AT&T's CEO Ed Whitacre was the one who kicked off all the US telcos publicly talking about ending network neutrality when he complained that it was "nuts" that Google, Yahoo and Vonage got to use his network for "free." Of course, he was ignoring the fees they already paid in bandwidth, along with the fees consumers pay for bandwidth (which they're only paying because they get access to various web sites and services). So, now, he's trying to better explain how, despite the fact everyone has already paid, these service providers are really getting a free ride. He does so by trying to split up how internet access is really sold:

"I think the content providers should be paying for the use of the network - obviously not the piece for the customer to the network, which has already been paid for by the customer in internet access fees, but for accessing the so-called internet cloud."

He's actually suggesting that when we buy bandwidth, we're just buying the bandwidth from the end-point to the backbone... and everything else is just free. He's conveniently forgetting (again) that without the content and services provided at all the other endpoints, the value of connecting from the end to the middle is pretty much gone. No one is paying to connect from the end to the middle. They're paying to connect all the ends to each other. That's the value of network effects, and it's what makes it worthwhile to buy internet access.
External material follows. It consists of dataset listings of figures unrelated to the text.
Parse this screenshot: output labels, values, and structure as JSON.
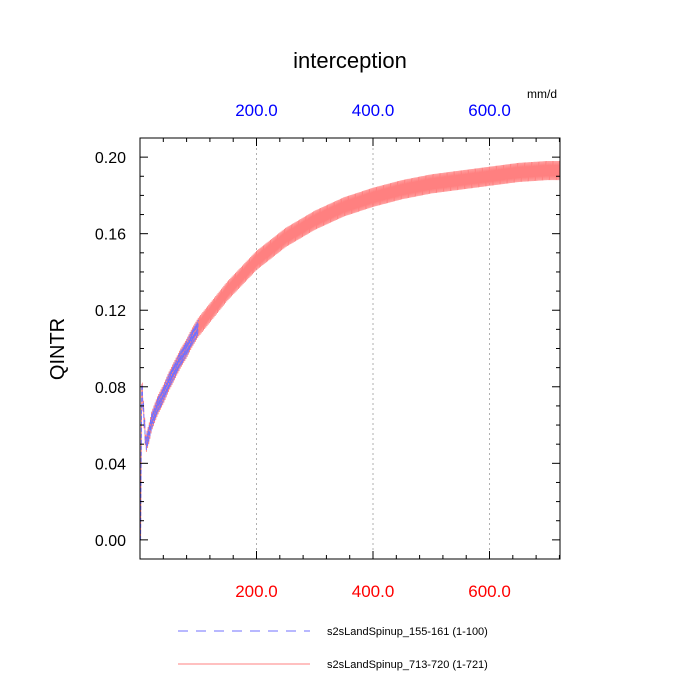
{
  "chart_data": {
    "type": "line",
    "title": "interception",
    "units_label": "mm/d",
    "ylabel": "QINTR",
    "xlabel": "",
    "xlim": [
      0,
      721
    ],
    "ylim": [
      -0.01,
      0.21
    ],
    "x_ticks": [
      200,
      400,
      600
    ],
    "x_tick_labels": [
      "200.0",
      "400.0",
      "600.0"
    ],
    "y_ticks": [
      0.0,
      0.04,
      0.08,
      0.12,
      0.16,
      0.2
    ],
    "y_tick_labels": [
      "0.00",
      "0.04",
      "0.08",
      "0.12",
      "0.16",
      "0.20"
    ],
    "top_axis_color": "#0000ff",
    "bottom_axis_color": "#ff0000",
    "grid": "vertical dotted at major x ticks",
    "legend_placement": "bottom",
    "series": [
      {
        "name": "s2sLandSpinup_155-161 (1-100)",
        "color": "#7070ff",
        "style": "dashed",
        "x_range": [
          1,
          100
        ],
        "x": [
          1,
          3,
          10,
          15,
          20,
          30,
          40,
          50,
          60,
          70,
          80,
          90,
          100
        ],
        "y": [
          0.0,
          0.081,
          0.05,
          0.055,
          0.062,
          0.07,
          0.076,
          0.083,
          0.089,
          0.095,
          0.1,
          0.106,
          0.111
        ],
        "oscillation_amplitude": 0.004
      },
      {
        "name": "s2sLandSpinup_713-720 (1-721)",
        "color": "#ff8080",
        "style": "solid",
        "x_range": [
          1,
          721
        ],
        "x": [
          1,
          3,
          10,
          15,
          20,
          30,
          40,
          50,
          60,
          70,
          80,
          90,
          100,
          150,
          200,
          250,
          300,
          350,
          400,
          450,
          500,
          550,
          600,
          650,
          700,
          721
        ],
        "y": [
          0.0,
          0.081,
          0.05,
          0.055,
          0.062,
          0.07,
          0.076,
          0.083,
          0.089,
          0.095,
          0.1,
          0.106,
          0.111,
          0.13,
          0.146,
          0.158,
          0.167,
          0.174,
          0.179,
          0.183,
          0.186,
          0.188,
          0.19,
          0.192,
          0.193,
          0.193
        ],
        "oscillation_amplitude": 0.005
      }
    ]
  }
}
So, he's being both misleading and wrong when he says: "But that ought to be a cost of doing business for them. They shouldn't get on [the network] and expect a free ride." It's a very telco way of looking at things. These are companies that are used to providing centralized services with a government granted monopoly. To them, the only important thing is from the ends to the middle -- where traditionally the telco then provided all the services you needed. They'll conveniently ignore that the only value of connecting to the middle is if you have unencumbered connections to all the other ends as well. In the meantime, with all the big telcos so brazenly talking up how they're going to ditch network neutrality, how is it that FCC chair Kevin Martin can still claim with a straight face that there's no evidence that anyone is trying to break neutral network principles.